Israel agreed to postpone its plans to apply sovereignty over the West Bank as part of the UAE deal.

However, he added that with regards to the peace plan, “President Trump likes to leave his options open.”

“It’s been suspended so we can focus on [normalization with Arab world],” Kushner said. “But the Trump peace plan is an operative global document for how to make peace. It gives the Palestinians everything they ever asked for.”

U.S. Presidential Adviser Jared Kushner (C) on board of an El Al aircraft carrying a U.S.-Israeli delegation to the UAE following a normalisation accord, upon landing on August 31, 2020, in the first-ever commercial flight from Israel to the UAE at the Abu Dhabi airport. (NIR ELIAS/AFP via Getty Images)

The proposal included sovereignty because it was clear, “in the context of any agreement, Israel wasn’t going to give up that territory,” which is inhabited by Israelis.

The U.S. “had to make sure Israel’s security was protected.”

Recognizing Jerusalem as Israel’s capital and allowing for the future recognition of Israeli sovereignty over large parts of the West Bank would “take those provocative issues off the table,” he said.

Kushner thanked Abu Dhabi’s Crown Prince Mohammed bin Zayed.

“Mohammed bin Zayed is truly leading the new Middle East,” he said. “The Middle East is filled with brilliant, industrious, tolerant and innovative people, and the future belongs to them,” he added. “I ask everyone today to join us in celebrating this peace, and to help us expand it throughout the region and the entire world.”

He also commended Saudi Arabia, for allowing the Israeli El Al plane to fly over its airspace.

A screen displays a map showing the flight route of Israeli carrier El Al from Israel to Abu Dhabi, on August 31, 2020. (NIR ELIAS/AFP via Getty Images)

The plane was emblazoned with the word “peace” in Arabic, Hebrew and English. The plane’s seat protectors said “Making History” in all three languages and traditional Israeli songs played in the background.

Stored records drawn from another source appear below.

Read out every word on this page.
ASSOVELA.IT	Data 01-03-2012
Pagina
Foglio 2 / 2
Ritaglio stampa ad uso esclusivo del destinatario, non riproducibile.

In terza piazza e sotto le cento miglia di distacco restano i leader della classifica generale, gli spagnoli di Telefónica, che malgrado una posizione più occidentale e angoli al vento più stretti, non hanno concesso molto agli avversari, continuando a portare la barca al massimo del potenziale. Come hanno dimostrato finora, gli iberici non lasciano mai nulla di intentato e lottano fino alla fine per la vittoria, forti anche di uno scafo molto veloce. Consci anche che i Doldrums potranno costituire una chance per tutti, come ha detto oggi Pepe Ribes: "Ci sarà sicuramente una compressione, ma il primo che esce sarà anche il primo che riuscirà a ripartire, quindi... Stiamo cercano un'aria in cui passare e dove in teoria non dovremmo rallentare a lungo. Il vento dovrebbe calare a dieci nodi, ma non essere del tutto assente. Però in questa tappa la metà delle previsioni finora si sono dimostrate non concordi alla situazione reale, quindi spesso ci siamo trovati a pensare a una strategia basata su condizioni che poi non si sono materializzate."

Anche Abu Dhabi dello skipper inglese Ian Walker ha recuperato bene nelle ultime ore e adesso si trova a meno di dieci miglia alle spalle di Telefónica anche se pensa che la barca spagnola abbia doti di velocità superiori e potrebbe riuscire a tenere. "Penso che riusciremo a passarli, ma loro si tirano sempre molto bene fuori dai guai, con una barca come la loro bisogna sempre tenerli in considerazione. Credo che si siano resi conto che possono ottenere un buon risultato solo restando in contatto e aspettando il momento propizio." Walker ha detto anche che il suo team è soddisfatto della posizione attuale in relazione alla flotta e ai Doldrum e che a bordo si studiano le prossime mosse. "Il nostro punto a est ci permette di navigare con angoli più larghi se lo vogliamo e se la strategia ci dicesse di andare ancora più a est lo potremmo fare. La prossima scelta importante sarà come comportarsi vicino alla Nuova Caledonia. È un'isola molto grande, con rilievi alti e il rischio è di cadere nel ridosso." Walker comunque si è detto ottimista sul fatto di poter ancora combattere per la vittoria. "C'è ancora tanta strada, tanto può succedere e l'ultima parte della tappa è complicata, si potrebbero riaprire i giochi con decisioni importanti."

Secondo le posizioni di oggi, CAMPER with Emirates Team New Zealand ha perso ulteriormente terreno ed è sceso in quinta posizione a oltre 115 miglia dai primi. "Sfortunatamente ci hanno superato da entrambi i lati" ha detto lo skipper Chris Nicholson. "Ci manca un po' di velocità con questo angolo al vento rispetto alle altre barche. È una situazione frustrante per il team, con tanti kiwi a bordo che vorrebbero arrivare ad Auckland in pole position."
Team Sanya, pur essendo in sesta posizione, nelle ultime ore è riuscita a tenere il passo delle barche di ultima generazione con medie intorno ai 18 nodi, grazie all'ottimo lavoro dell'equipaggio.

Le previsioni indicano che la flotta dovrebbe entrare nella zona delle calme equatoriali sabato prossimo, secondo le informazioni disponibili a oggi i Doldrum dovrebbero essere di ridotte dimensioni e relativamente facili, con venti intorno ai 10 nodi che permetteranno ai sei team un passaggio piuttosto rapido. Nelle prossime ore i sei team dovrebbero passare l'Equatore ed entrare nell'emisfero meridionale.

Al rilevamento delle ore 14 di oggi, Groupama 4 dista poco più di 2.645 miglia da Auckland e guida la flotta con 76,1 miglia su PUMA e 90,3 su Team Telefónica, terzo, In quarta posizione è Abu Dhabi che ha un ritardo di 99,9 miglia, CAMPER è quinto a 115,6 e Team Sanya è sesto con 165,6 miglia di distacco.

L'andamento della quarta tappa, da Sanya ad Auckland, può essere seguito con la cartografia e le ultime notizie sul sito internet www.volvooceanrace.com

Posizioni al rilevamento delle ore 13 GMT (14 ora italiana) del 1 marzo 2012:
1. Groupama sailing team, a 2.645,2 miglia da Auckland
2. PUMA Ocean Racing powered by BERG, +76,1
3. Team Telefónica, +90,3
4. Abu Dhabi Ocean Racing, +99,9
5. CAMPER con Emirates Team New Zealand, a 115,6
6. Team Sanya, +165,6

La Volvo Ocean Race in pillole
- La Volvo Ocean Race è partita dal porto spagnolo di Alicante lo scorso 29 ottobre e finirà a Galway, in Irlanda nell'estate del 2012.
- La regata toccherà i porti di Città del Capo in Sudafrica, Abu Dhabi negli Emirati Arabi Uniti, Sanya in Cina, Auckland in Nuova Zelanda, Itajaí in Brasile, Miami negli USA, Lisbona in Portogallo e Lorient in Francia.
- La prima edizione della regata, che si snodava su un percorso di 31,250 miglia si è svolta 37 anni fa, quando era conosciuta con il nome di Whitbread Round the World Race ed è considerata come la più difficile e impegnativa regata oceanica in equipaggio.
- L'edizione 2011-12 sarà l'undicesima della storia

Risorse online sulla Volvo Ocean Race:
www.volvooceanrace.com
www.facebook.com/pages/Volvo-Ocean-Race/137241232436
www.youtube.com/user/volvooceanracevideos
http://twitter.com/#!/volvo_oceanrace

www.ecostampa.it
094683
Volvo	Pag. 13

The Palestinian leadership on Monday responded with outrage at the historic flight, again accusing the UAE of “stabbing the Palestinian people in the back.”

Palestinian Authority Prime Minister Mohammad Shtayyeh said the Palestinians were “deeply pained” to see an Israeli aircraft land in the UAE, saying it was “clear and blatant violation of the Arab position regarding the Arab-Israeli conflict.”

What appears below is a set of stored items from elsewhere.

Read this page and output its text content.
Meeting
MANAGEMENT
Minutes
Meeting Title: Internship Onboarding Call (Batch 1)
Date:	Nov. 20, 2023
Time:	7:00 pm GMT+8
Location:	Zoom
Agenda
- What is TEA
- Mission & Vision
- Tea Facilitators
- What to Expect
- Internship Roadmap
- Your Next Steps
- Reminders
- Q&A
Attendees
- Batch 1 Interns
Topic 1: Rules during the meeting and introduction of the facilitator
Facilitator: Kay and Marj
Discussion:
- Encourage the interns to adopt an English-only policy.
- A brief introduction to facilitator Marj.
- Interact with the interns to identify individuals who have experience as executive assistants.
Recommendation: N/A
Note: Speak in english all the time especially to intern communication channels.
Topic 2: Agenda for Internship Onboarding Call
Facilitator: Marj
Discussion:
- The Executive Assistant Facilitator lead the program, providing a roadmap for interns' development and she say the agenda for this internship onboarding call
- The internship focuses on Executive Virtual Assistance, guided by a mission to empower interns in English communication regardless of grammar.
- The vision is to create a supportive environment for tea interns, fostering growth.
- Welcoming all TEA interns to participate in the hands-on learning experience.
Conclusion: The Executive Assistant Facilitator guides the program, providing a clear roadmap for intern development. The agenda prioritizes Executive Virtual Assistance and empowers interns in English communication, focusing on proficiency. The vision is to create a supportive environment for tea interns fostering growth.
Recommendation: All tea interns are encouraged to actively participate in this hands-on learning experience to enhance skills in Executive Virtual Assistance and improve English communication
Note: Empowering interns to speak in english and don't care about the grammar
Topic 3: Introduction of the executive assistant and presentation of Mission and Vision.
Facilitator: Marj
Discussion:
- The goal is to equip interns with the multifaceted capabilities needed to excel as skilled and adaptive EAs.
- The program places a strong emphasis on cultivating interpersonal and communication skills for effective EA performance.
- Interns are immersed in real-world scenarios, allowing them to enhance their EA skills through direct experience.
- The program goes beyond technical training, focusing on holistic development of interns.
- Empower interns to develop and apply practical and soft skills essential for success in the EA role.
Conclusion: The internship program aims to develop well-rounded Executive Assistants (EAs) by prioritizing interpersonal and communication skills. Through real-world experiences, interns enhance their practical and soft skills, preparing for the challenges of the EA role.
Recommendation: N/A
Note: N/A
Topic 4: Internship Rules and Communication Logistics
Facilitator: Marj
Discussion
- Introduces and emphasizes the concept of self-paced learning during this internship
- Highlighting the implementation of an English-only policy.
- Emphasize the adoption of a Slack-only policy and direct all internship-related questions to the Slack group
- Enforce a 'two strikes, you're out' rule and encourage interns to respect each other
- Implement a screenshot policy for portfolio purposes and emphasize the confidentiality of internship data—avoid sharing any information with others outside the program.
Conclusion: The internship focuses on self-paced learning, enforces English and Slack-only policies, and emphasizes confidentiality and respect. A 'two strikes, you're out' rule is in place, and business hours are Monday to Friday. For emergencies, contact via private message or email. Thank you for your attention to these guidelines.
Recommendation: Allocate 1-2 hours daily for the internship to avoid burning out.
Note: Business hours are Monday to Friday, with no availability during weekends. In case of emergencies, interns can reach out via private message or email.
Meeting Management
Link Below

He went on to express his hope that “an Emirati aircraft land in the liberated city of Jerusalem,” under Palestinian rule.

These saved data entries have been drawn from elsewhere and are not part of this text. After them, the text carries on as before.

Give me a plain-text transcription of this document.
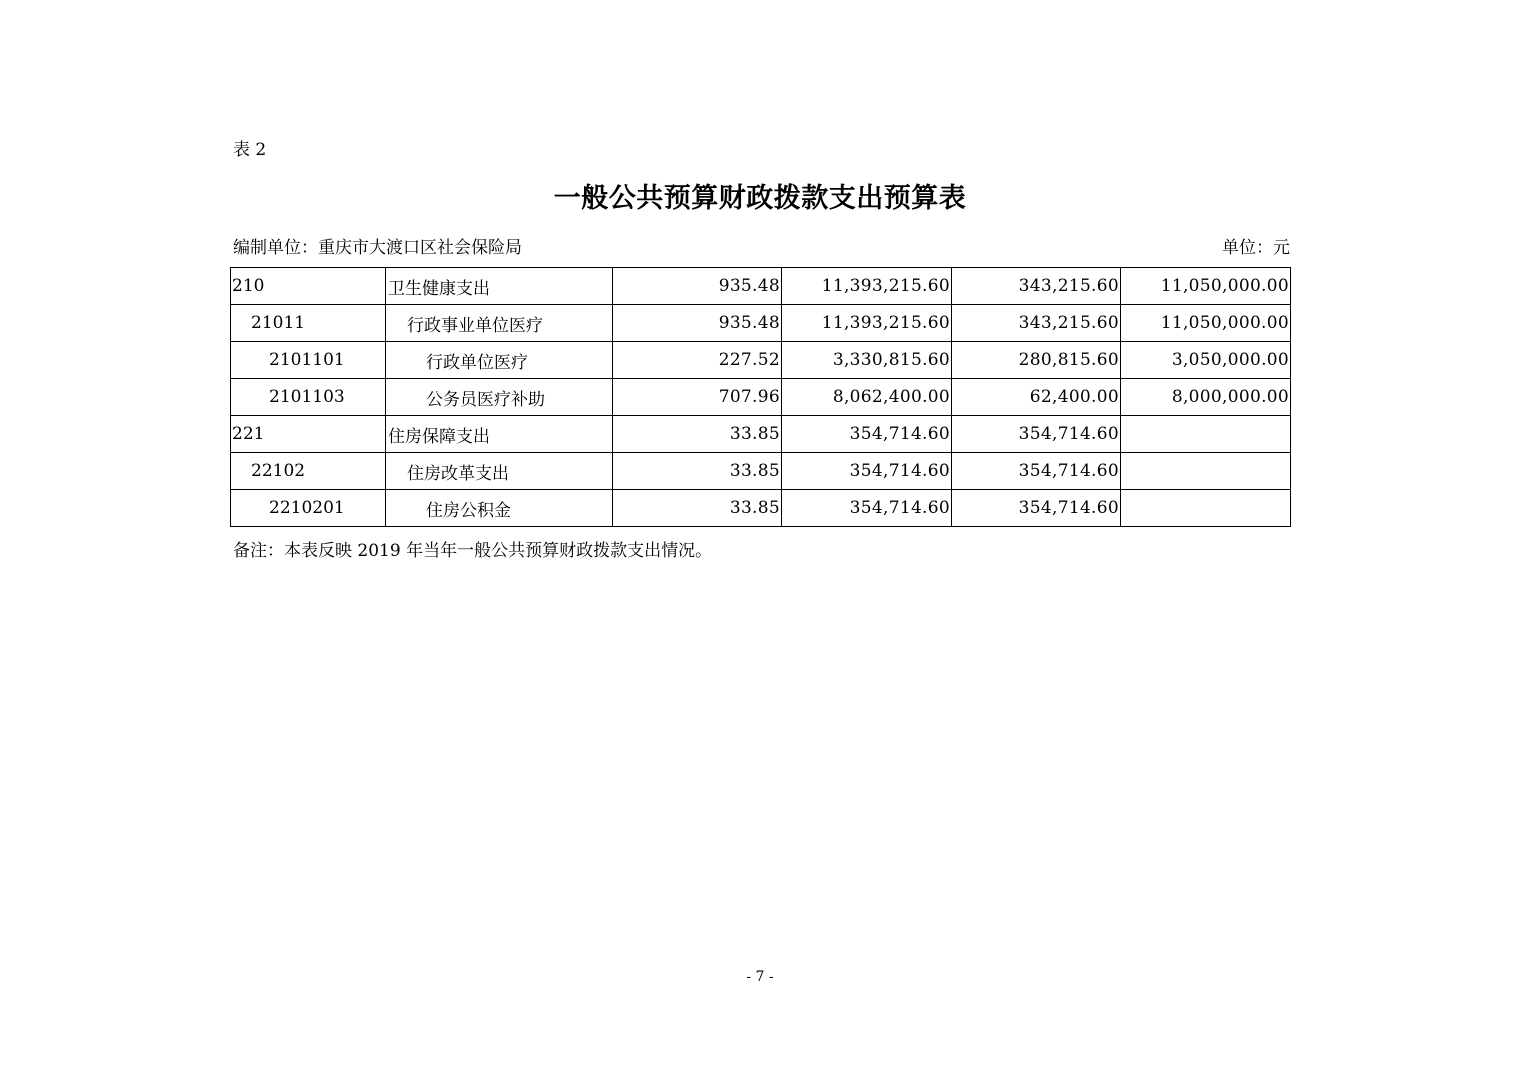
表 2
一般公共预算财政拨款支出预算表
编制单位：重庆市大渡口区社会保险局	单位：元
210	卫生健康支出	935.48	11,393,215.60	343,215.60	11,050,000.00
21011	行政事业单位医疗	935.48	11,393,215.60	343,215.60	11,050,000.00
2101101	行政单位医疗	227.52	3,330,815.60	280,815.60	3,050,000.00
2101103	公务员医疗补助	707.96	8,062,400.00	62,400.00	8,000,000.00
221	住房保障支出	33.85	354,714.60	354,714.60	
22102	住房改革支出	33.85	354,714.60	354,714.60	
2210201	住房公积金	33.85	354,714.60	354,714.60	
备注：本表反映 2019 年当年一般公共预算财政拨款支出情况。
- 7 -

“But we are living in the difficult Arab era,” the Palestinian premier concluded.

He praised some Arab states for refusing to normalize their relations with Israel. Morocco and Saudi Arabia have expressly said they would not establish formal ties with Israel at the moment.

“On this occasion, we salute the Arab positions rejecting free normalization with Israel,” Shtayyeh added. “The Arabs foiled the recent trip of U.S. Secretary of State Mike Pompeo, despite the pressure exerted on some Arab countries.”
Senior official from the ruling Fatah party Monir al-Jaghoub said the move would register the UAE “in the black pages of Arab history.”

The Emirati, Israeli and U.S. flags attached to an air-plane of Israel’s El Al, adorned with the word “peace” in Arabic, English and Hebrew, upon its arrival at the Abu Dhabi airport in the first-ever commercial flight from Israel to the UAE, on August 31, 2020. (KARIM SAHIB/AFP via Getty Images)

“Anyone who betrays Palestine and forges an alliance with the occupation will end up in the dustbin of history,” al-Jaghoub said.

In his remarks from the tarmac, Kushner assured that the U.S. would do everything to preserve Israel’s qualitative military edge while still leaving the possibility of selling F-35 jets to the UAE.

“The military relationship America has with the UAE is very special just like the relationship between Israel and America,” he said, noting the two countries’ 35-year-old security relationship as well as their shared goals of fighting Iran and the Islamic State.

In a televised speech, Netanyahu echoed Kushner’s words, saying that he had been reassured by US National Security Adviser Robert O’Brien that “the US is absolutely committed to keeping the Israeli military edge. We’ve done this for years, we’ll for sure continue to do this now.”